Così come ci sono questioni che riguardano le Regioni che andrebbero esaminate con altrettanta attenzione, a partire dall’elefantiasi che ha colpito gli apparati di supporto agli eletti dal momento in cui è entrata in vigore l’elezione diretta del Presidente della Giunta (quanto costano, al momento e nel prosieguo, queste elezioni dirette dovrebbe essere analizzato con serietà, e questo vale anche per i Sindaci e i Presidenti di Provincia, autorizzati a dotarsi di staff, di uffici di consulenza, di propaggini varie che conservino ed accrescano il meccanismo della personalizzazione).

Per quel che riguarda le Regioni, però, il punto vero riguarda il bilancio della regionalizzazione di due settori come la sanità e i trasporti: bilancio da eseguire non soltanto sotto l’aspetto contabile, ma anche dei risultati, dell’efficienza dei servizi, della risposta reale ai bisogni dei cittadini.

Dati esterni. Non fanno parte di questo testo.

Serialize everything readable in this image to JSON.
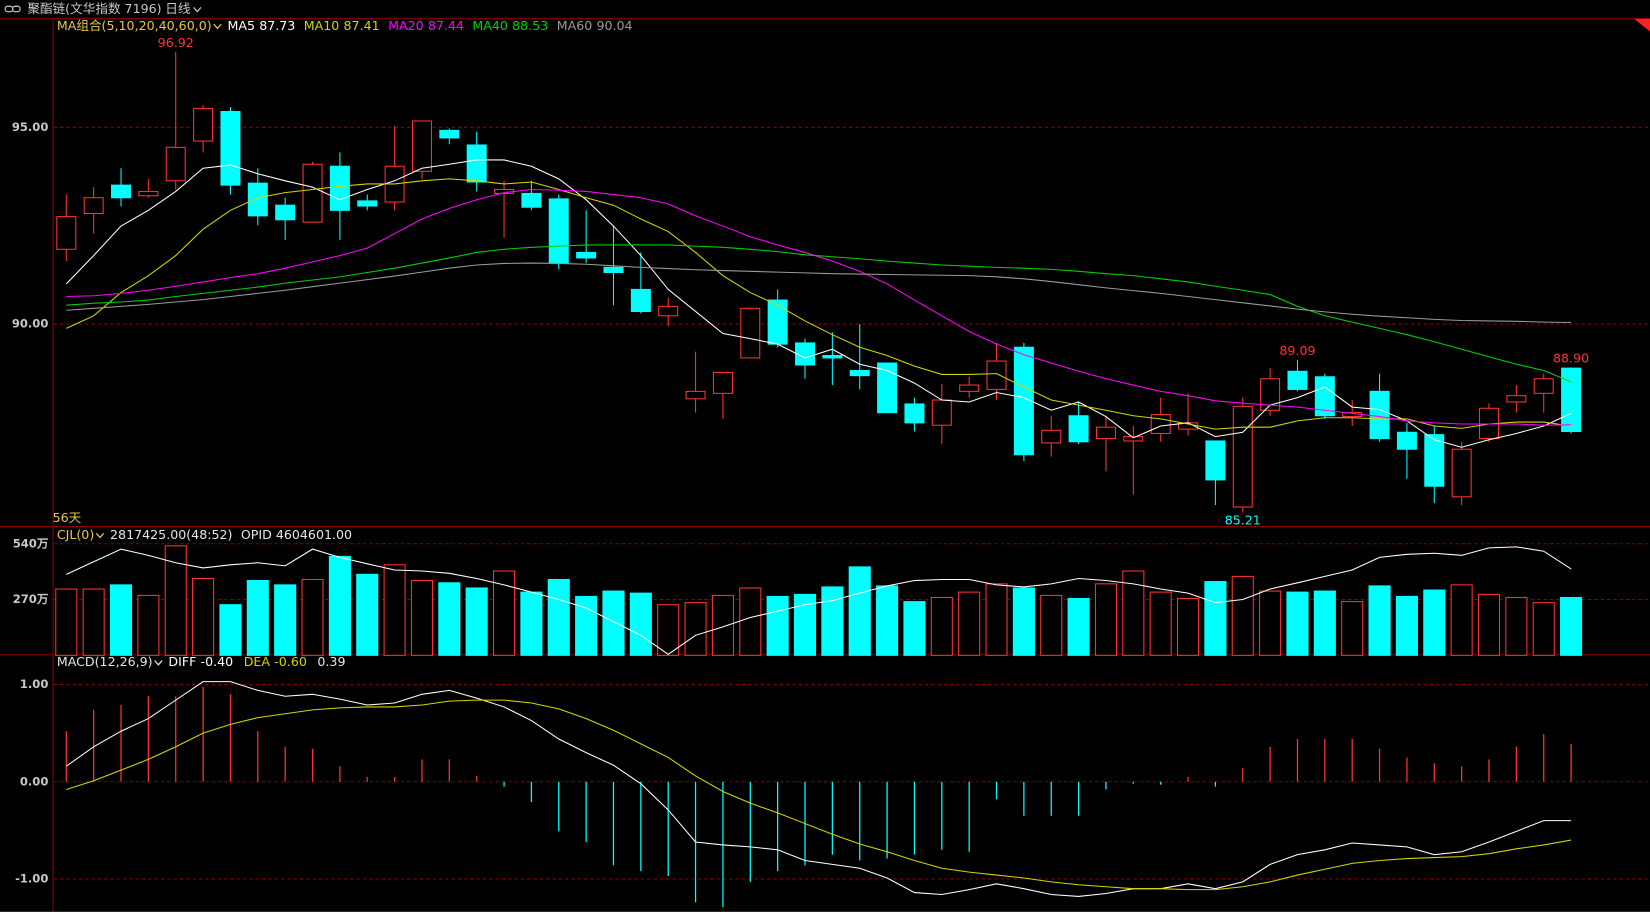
{
  "header": {
    "title": "聚酯链(文华指数 7196)",
    "period": "日线"
  },
  "chart_data": [
    {
      "type": "candlestick",
      "indicator_label": "MA组合(5,10,20,40,60,0)",
      "span_label": "56天",
      "up_color": "#ff3232",
      "down_color": "#00ffff",
      "open": [
        91.9,
        92.81,
        93.53,
        93.26,
        93.64,
        94.65,
        95.4,
        93.58,
        93.02,
        92.59,
        94.01,
        93.13,
        93.1,
        93.88,
        94.92,
        94.55,
        93.32,
        93.32,
        93.18,
        91.82,
        91.44,
        90.88,
        90.21,
        88.1,
        88.24,
        89.14,
        90.61,
        89.52,
        89.2,
        88.82,
        89.01,
        87.97,
        87.43,
        88.29,
        88.34,
        89.41,
        86.98,
        87.67,
        87.09,
        87.03,
        87.22,
        87.33,
        87.03,
        85.35,
        87.81,
        88.8,
        88.66,
        87.65,
        88.29,
        87.25,
        87.19,
        85.61,
        87.09,
        88.02,
        88.24,
        88.88
      ],
      "high": [
        93.29,
        93.48,
        93.96,
        93.69,
        96.92,
        95.56,
        95.51,
        93.96,
        93.21,
        94.12,
        94.36,
        93.29,
        95.03,
        95.16,
        94.97,
        94.89,
        93.64,
        93.64,
        93.29,
        92.89,
        92.49,
        91.82,
        90.67,
        89.3,
        88.77,
        90.4,
        90.88,
        89.63,
        89.79,
        90.0,
        89.01,
        88.13,
        88.48,
        88.66,
        89.52,
        89.52,
        87.67,
        88.02,
        87.67,
        87.41,
        88.13,
        88.24,
        87.03,
        88.13,
        88.88,
        89.09,
        88.74,
        88.07,
        88.74,
        87.49,
        87.41,
        87.01,
        87.99,
        88.45,
        88.74,
        88.9
      ],
      "low": [
        91.6,
        92.3,
        92.99,
        93.21,
        93.42,
        94.36,
        93.29,
        92.51,
        92.14,
        92.59,
        92.14,
        92.89,
        92.89,
        93.69,
        94.57,
        93.37,
        92.19,
        92.89,
        91.39,
        91.55,
        90.48,
        90.27,
        89.95,
        87.75,
        87.59,
        89.14,
        89.41,
        88.61,
        88.45,
        88.34,
        87.75,
        87.27,
        86.95,
        88.13,
        88.07,
        86.52,
        86.63,
        86.95,
        86.26,
        85.67,
        87.01,
        87.17,
        85.4,
        85.21,
        87.67,
        88.29,
        87.59,
        87.41,
        87.01,
        86.07,
        85.45,
        85.4,
        87.01,
        87.75,
        87.75,
        87.22
      ],
      "close": [
        92.73,
        93.21,
        93.21,
        93.37,
        94.49,
        95.48,
        93.53,
        92.75,
        92.65,
        94.06,
        92.89,
        93.0,
        94.01,
        95.16,
        94.73,
        93.61,
        93.42,
        92.97,
        91.55,
        91.68,
        91.31,
        90.32,
        90.45,
        88.29,
        88.77,
        90.4,
        89.49,
        88.96,
        89.14,
        88.69,
        87.75,
        87.49,
        88.07,
        88.45,
        89.06,
        86.68,
        87.3,
        87.01,
        87.38,
        87.14,
        87.7,
        87.49,
        86.04,
        87.91,
        88.61,
        88.34,
        87.67,
        87.75,
        87.09,
        86.82,
        85.88,
        86.82,
        87.86,
        88.18,
        88.61,
        87.27
      ],
      "high_labels": [
        null,
        null,
        null,
        null,
        "96.92",
        null,
        null,
        null,
        null,
        null,
        null,
        null,
        null,
        null,
        null,
        null,
        null,
        null,
        null,
        null,
        null,
        null,
        null,
        null,
        null,
        null,
        null,
        null,
        null,
        null,
        null,
        null,
        null,
        null,
        null,
        null,
        null,
        null,
        null,
        null,
        null,
        null,
        null,
        null,
        null,
        "89.09",
        null,
        null,
        null,
        null,
        null,
        null,
        null,
        null,
        null,
        "88.90"
      ],
      "low_labels": [
        null,
        null,
        null,
        null,
        null,
        null,
        null,
        null,
        null,
        null,
        null,
        null,
        null,
        null,
        null,
        null,
        null,
        null,
        null,
        null,
        null,
        null,
        null,
        null,
        null,
        null,
        null,
        null,
        null,
        null,
        null,
        null,
        null,
        null,
        null,
        null,
        null,
        null,
        null,
        null,
        null,
        null,
        null,
        "85.21",
        null,
        null,
        null,
        null,
        null,
        null,
        null,
        null,
        null,
        null,
        null,
        null
      ],
      "series": [
        {
          "name": "MA5",
          "color": "#ffffff",
          "values": [
            91.02,
            91.74,
            92.49,
            92.89,
            93.37,
            93.96,
            94.04,
            93.82,
            93.64,
            93.48,
            93.16,
            93.42,
            93.64,
            93.96,
            94.06,
            94.17,
            94.17,
            94.01,
            93.69,
            93.16,
            92.49,
            91.74,
            90.88,
            90.32,
            89.76,
            89.63,
            89.49,
            89.14,
            89.36,
            88.98,
            88.82,
            88.5,
            88.07,
            88.02,
            88.26,
            88.13,
            87.81,
            88.02,
            87.65,
            87.11,
            87.41,
            87.49,
            87.14,
            87.25,
            87.94,
            88.13,
            88.4,
            87.89,
            87.83,
            87.54,
            87.06,
            86.87,
            87.06,
            87.22,
            87.41,
            87.73
          ]
        },
        {
          "name": "MA10",
          "color": "#d4d400",
          "values": [
            89.89,
            90.21,
            90.8,
            91.23,
            91.74,
            92.41,
            92.89,
            93.21,
            93.34,
            93.42,
            93.5,
            93.56,
            93.56,
            93.64,
            93.69,
            93.64,
            93.56,
            93.61,
            93.42,
            93.21,
            93.02,
            92.67,
            92.35,
            91.82,
            91.23,
            90.8,
            90.48,
            90.08,
            89.73,
            89.41,
            89.2,
            88.93,
            88.72,
            88.72,
            88.74,
            88.4,
            88.07,
            87.94,
            87.81,
            87.67,
            87.59,
            87.46,
            87.33,
            87.38,
            87.38,
            87.54,
            87.62,
            87.62,
            87.59,
            87.59,
            87.41,
            87.35,
            87.46,
            87.51,
            87.51,
            87.41
          ]
        },
        {
          "name": "MA20",
          "color": "#ff00ff",
          "values": [
            90.7,
            90.72,
            90.78,
            90.86,
            90.96,
            91.07,
            91.18,
            91.28,
            91.42,
            91.58,
            91.74,
            91.93,
            92.3,
            92.67,
            92.94,
            93.16,
            93.34,
            93.42,
            93.4,
            93.37,
            93.29,
            93.21,
            93.05,
            92.75,
            92.49,
            92.22,
            92.01,
            91.82,
            91.6,
            91.34,
            91.02,
            90.61,
            90.21,
            89.81,
            89.49,
            89.22,
            89.01,
            88.8,
            88.61,
            88.45,
            88.29,
            88.18,
            88.05,
            87.99,
            87.94,
            87.89,
            87.81,
            87.73,
            87.65,
            87.54,
            87.49,
            87.46,
            87.46,
            87.46,
            87.43,
            87.44
          ]
        },
        {
          "name": "MA40",
          "color": "#00d000",
          "values": [
            90.48,
            90.53,
            90.56,
            90.61,
            90.7,
            90.78,
            90.86,
            90.94,
            91.04,
            91.12,
            91.2,
            91.31,
            91.42,
            91.55,
            91.68,
            91.82,
            91.9,
            91.95,
            91.98,
            92.01,
            92.01,
            92.01,
            92.01,
            91.98,
            91.95,
            91.9,
            91.84,
            91.76,
            91.71,
            91.66,
            91.6,
            91.55,
            91.5,
            91.47,
            91.44,
            91.42,
            91.39,
            91.34,
            91.28,
            91.23,
            91.15,
            91.07,
            90.96,
            90.86,
            90.75,
            90.45,
            90.21,
            90.05,
            89.89,
            89.73,
            89.55,
            89.36,
            89.17,
            88.98,
            88.82,
            88.53
          ]
        },
        {
          "name": "MA60",
          "color": "#9a9a9a",
          "values": [
            90.35,
            90.4,
            90.45,
            90.5,
            90.56,
            90.62,
            90.7,
            90.78,
            90.86,
            90.95,
            91.04,
            91.13,
            91.22,
            91.32,
            91.42,
            91.5,
            91.54,
            91.55,
            91.54,
            91.52,
            91.48,
            91.44,
            91.41,
            91.38,
            91.36,
            91.34,
            91.32,
            91.3,
            91.28,
            91.27,
            91.26,
            91.25,
            91.24,
            91.23,
            91.2,
            91.15,
            91.08,
            91.0,
            90.92,
            90.85,
            90.78,
            90.7,
            90.62,
            90.54,
            90.46,
            90.38,
            90.31,
            90.25,
            90.2,
            90.16,
            90.12,
            90.09,
            90.08,
            90.07,
            90.05,
            90.04
          ]
        }
      ],
      "ylim": [
        84.87,
        97.78
      ],
      "yticks": [
        {
          "value": 90,
          "label": "90.00"
        },
        {
          "value": 95,
          "label": "95.00"
        }
      ],
      "grid": true
    },
    {
      "type": "bar",
      "title": "CJL(0)",
      "readouts": [
        "2817425.00(48:52)",
        "OPID 4604601.00"
      ],
      "values": [
        321,
        321,
        341,
        290,
        530,
        372,
        245,
        362,
        341,
        367,
        479,
        392,
        438,
        362,
        351,
        326,
        408,
        306,
        367,
        285,
        311,
        301,
        245,
        255,
        290,
        326,
        285,
        295,
        331,
        428,
        336,
        260,
        280,
        306,
        346,
        326,
        290,
        275,
        346,
        408,
        306,
        275,
        357,
        382,
        311,
        306,
        311,
        260,
        336,
        285,
        316,
        341,
        295,
        280,
        255,
        280
      ],
      "series": [
        {
          "color": "#ffffff",
          "values": [
            392,
            453,
            514,
            484,
            448,
            423,
            438,
            448,
            433,
            514,
            474,
            443,
            413,
            408,
            397,
            372,
            341,
            306,
            270,
            229,
            163,
            97,
            5,
            97,
            138,
            183,
            214,
            245,
            265,
            301,
            336,
            362,
            367,
            367,
            341,
            331,
            346,
            372,
            362,
            346,
            321,
            301,
            255,
            270,
            321,
            351,
            382,
            413,
            474,
            489,
            494,
            484,
            520,
            525,
            504,
            418
          ]
        }
      ],
      "ylim": [
        0,
        616
      ],
      "yticks": [
        {
          "value": 270,
          "label": "270万"
        },
        {
          "value": 540,
          "label": "540万"
        }
      ],
      "grid": true
    },
    {
      "type": "macd",
      "title": "MACD(12,26,9)",
      "series": [
        {
          "name": "DIFF",
          "color": "#ffffff",
          "last_label": "-0.40",
          "values": [
            0.16,
            0.36,
            0.52,
            0.65,
            0.84,
            1.03,
            1.03,
            0.94,
            0.88,
            0.9,
            0.85,
            0.79,
            0.81,
            0.9,
            0.94,
            0.86,
            0.77,
            0.63,
            0.44,
            0.3,
            0.17,
            -0.02,
            -0.29,
            -0.62,
            -0.65,
            -0.67,
            -0.7,
            -0.81,
            -0.85,
            -0.89,
            -0.99,
            -1.14,
            -1.16,
            -1.11,
            -1.05,
            -1.1,
            -1.16,
            -1.18,
            -1.15,
            -1.1,
            -1.1,
            -1.05,
            -1.1,
            -1.03,
            -0.85,
            -0.75,
            -0.7,
            -0.63,
            -0.65,
            -0.67,
            -0.75,
            -0.72,
            -0.62,
            -0.51,
            -0.4,
            -0.4
          ]
        },
        {
          "name": "DEA",
          "color": "#d4d400",
          "last_label": "-0.60",
          "values": [
            -0.08,
            0.01,
            0.12,
            0.23,
            0.36,
            0.5,
            0.59,
            0.66,
            0.7,
            0.74,
            0.76,
            0.77,
            0.77,
            0.79,
            0.83,
            0.84,
            0.84,
            0.81,
            0.75,
            0.65,
            0.53,
            0.39,
            0.25,
            0.06,
            -0.1,
            -0.22,
            -0.32,
            -0.43,
            -0.54,
            -0.64,
            -0.72,
            -0.81,
            -0.89,
            -0.93,
            -0.96,
            -0.99,
            -1.03,
            -1.06,
            -1.08,
            -1.1,
            -1.1,
            -1.11,
            -1.11,
            -1.08,
            -1.03,
            -0.96,
            -0.9,
            -0.84,
            -0.81,
            -0.79,
            -0.78,
            -0.77,
            -0.74,
            -0.69,
            -0.65,
            -0.6
          ]
        }
      ],
      "histogram": {
        "up_color": "#ff3232",
        "down_color": "#00ffff",
        "values": [
          0.52,
          0.74,
          0.79,
          0.88,
          0.88,
          0.98,
          0.9,
          0.52,
          0.36,
          0.34,
          0.16,
          0.05,
          0.05,
          0.23,
          0.23,
          0.06,
          -0.05,
          -0.21,
          -0.51,
          -0.62,
          -0.86,
          -0.92,
          -0.97,
          -1.24,
          -1.29,
          -1.03,
          -0.92,
          -0.86,
          -0.75,
          -0.81,
          -0.79,
          -0.75,
          -0.7,
          -0.72,
          -0.18,
          -0.35,
          -0.35,
          -0.35,
          -0.08,
          -0.02,
          -0.03,
          0.05,
          -0.05,
          0.14,
          0.36,
          0.44,
          0.44,
          0.44,
          0.34,
          0.25,
          0.19,
          0.16,
          0.23,
          0.36,
          0.49,
          0.39
        ]
      },
      "ylim": [
        -1.34,
        1.29
      ],
      "yticks": [
        {
          "value": -1,
          "label": "-1.00"
        },
        {
          "value": 0,
          "label": "0.00"
        },
        {
          "value": 1,
          "label": "1.00"
        }
      ],
      "grid": true
    }
  ]
}
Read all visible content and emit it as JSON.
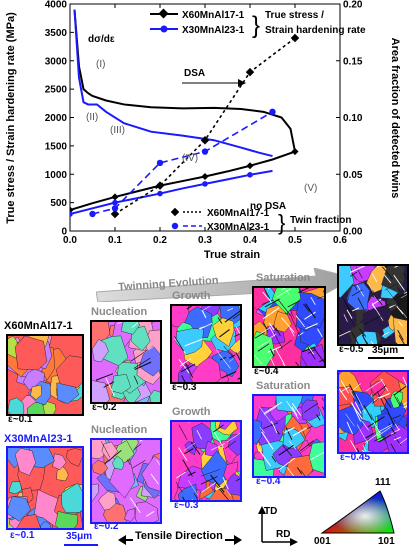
{
  "chart_data": {
    "type": "line",
    "xlabel": "True strain",
    "ylabel_left": "True stress / Strain hardening rate (MPa)",
    "ylabel_right": "Area fraction of detected twins",
    "xlim": [
      0,
      0.6
    ],
    "ylim_left": [
      0,
      4000
    ],
    "ylim_right": [
      0,
      0.2
    ],
    "x_ticks": [
      "0.0",
      "0.1",
      "0.2",
      "0.3",
      "0.4",
      "0.5",
      "0.6"
    ],
    "y_ticks_left": [
      "0",
      "500",
      "1000",
      "1500",
      "2000",
      "2500",
      "3000",
      "3500",
      "4000"
    ],
    "y_ticks_right": [
      "0.00",
      "0.05",
      "0.10",
      "0.15",
      "0.20"
    ],
    "series": [
      {
        "name": "X60MnAl17-1",
        "kind": "true_stress",
        "color": "#000000",
        "x": [
          0.0,
          0.05,
          0.1,
          0.15,
          0.2,
          0.25,
          0.3,
          0.35,
          0.4,
          0.45,
          0.5
        ],
        "y": [
          370,
          490,
          600,
          700,
          800,
          880,
          960,
          1050,
          1150,
          1260,
          1400
        ]
      },
      {
        "name": "X60MnAl17-1",
        "kind": "strain_hardening_rate",
        "color": "#000000",
        "x": [
          0.01,
          0.02,
          0.03,
          0.04,
          0.05,
          0.08,
          0.12,
          0.18,
          0.25,
          0.32,
          0.38,
          0.43,
          0.47,
          0.49,
          0.5
        ],
        "y": [
          3900,
          2900,
          2500,
          2430,
          2380,
          2300,
          2230,
          2180,
          2160,
          2170,
          2150,
          2100,
          2000,
          1800,
          1400
        ]
      },
      {
        "name": "X30MnAl23-1",
        "kind": "true_stress",
        "color": "#1a1aff",
        "x": [
          0.0,
          0.05,
          0.1,
          0.15,
          0.2,
          0.25,
          0.3,
          0.35,
          0.4,
          0.45
        ],
        "y": [
          300,
          400,
          500,
          580,
          660,
          750,
          830,
          910,
          990,
          1060
        ]
      },
      {
        "name": "X30MnAl23-1",
        "kind": "strain_hardening_rate",
        "color": "#1a1aff",
        "x": [
          0.01,
          0.02,
          0.03,
          0.04,
          0.06,
          0.08,
          0.12,
          0.18,
          0.25,
          0.32,
          0.38,
          0.42,
          0.45
        ],
        "y": [
          3900,
          2700,
          2270,
          2230,
          2230,
          2100,
          1900,
          1750,
          1680,
          1600,
          1470,
          1380,
          1320
        ]
      }
    ],
    "twin_fraction": [
      {
        "name": "X60MnAl17-1",
        "color": "#000000",
        "marker": "diamond",
        "linestyle": "dotted",
        "x": [
          0.1,
          0.2,
          0.3,
          0.4,
          0.5
        ],
        "y": [
          0.015,
          0.04,
          0.08,
          0.14,
          0.17
        ]
      },
      {
        "name": "X30MnAl23-1",
        "color": "#1a1aff",
        "marker": "circle",
        "linestyle": "dashed",
        "x": [
          0.05,
          0.1,
          0.2,
          0.3,
          0.45
        ],
        "y": [
          0.015,
          0.02,
          0.06,
          0.07,
          0.105
        ]
      }
    ],
    "legend_top": [
      {
        "label": "X60MnAl17-1",
        "color": "#000000"
      },
      {
        "label": "X30MnAl23-1",
        "color": "#1a1aff"
      }
    ],
    "legend_top_group": "True stress /\nStrain hardening rate",
    "legend_bottom": [
      {
        "label": "X60MnAl17-1",
        "color": "#000000"
      },
      {
        "label": "X30MnAl23-1",
        "color": "#1a1aff"
      }
    ],
    "legend_bottom_group": "Twin fraction",
    "annotations": [
      "dσ/dε",
      "(I)",
      "(II)",
      "(III)",
      "(IV)",
      "(V)",
      "DSA",
      "no DSA"
    ]
  },
  "evolution": {
    "arrow_label": "Twinning Evolution",
    "alloy_top": "X60MnAl17-1",
    "alloy_bottom": "X30MnAl23-1",
    "stages": {
      "nucleation": "Nucleation",
      "growth": "Growth",
      "saturation": "Saturation"
    },
    "strains_top": [
      "ε~0.1",
      "ε~0.2",
      "ε~0.3",
      "ε~0.4",
      "ε~0.5"
    ],
    "strains_bottom": [
      "ε~0.1",
      "ε~0.2",
      "ε~0.3",
      "ε~0.4",
      "ε~0.45"
    ],
    "scalebar_top": "35μm",
    "scalebar_bottom": "35μm",
    "tensile_direction": "Tensile Direction",
    "axis_td": "TD",
    "axis_rd": "RD",
    "ipf_labels": [
      "001",
      "101",
      "111"
    ]
  }
}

Infine , sullo sfondo, le grandi questioni riguardanti le istituzioni centrali: prima fra tutte quella relativa al “bicameralismo paritario” (che qualcuno ha definito ridondante) tra Camera e Senato e la mancata attuazione, sotto questo aspetto, della riforma del titolo V della Costituzione (avvenuta, è bene ricordarlo, nell’ormai lontano 2001).

Ruolo dei partiti e geografia istituzionale questi i temi di fondo, a nostro giudizio, da affrontare sul terreno della “casta” e della sua ormai acclarata “incredibilità sociale”.

Chi pensa all’alternativa dispone di risorse politiche e culturali per muoversi in questa direzione, oppure intende limitarsi a scimmiottare il modello attuale, perdente e pericoloso, che sta declinando?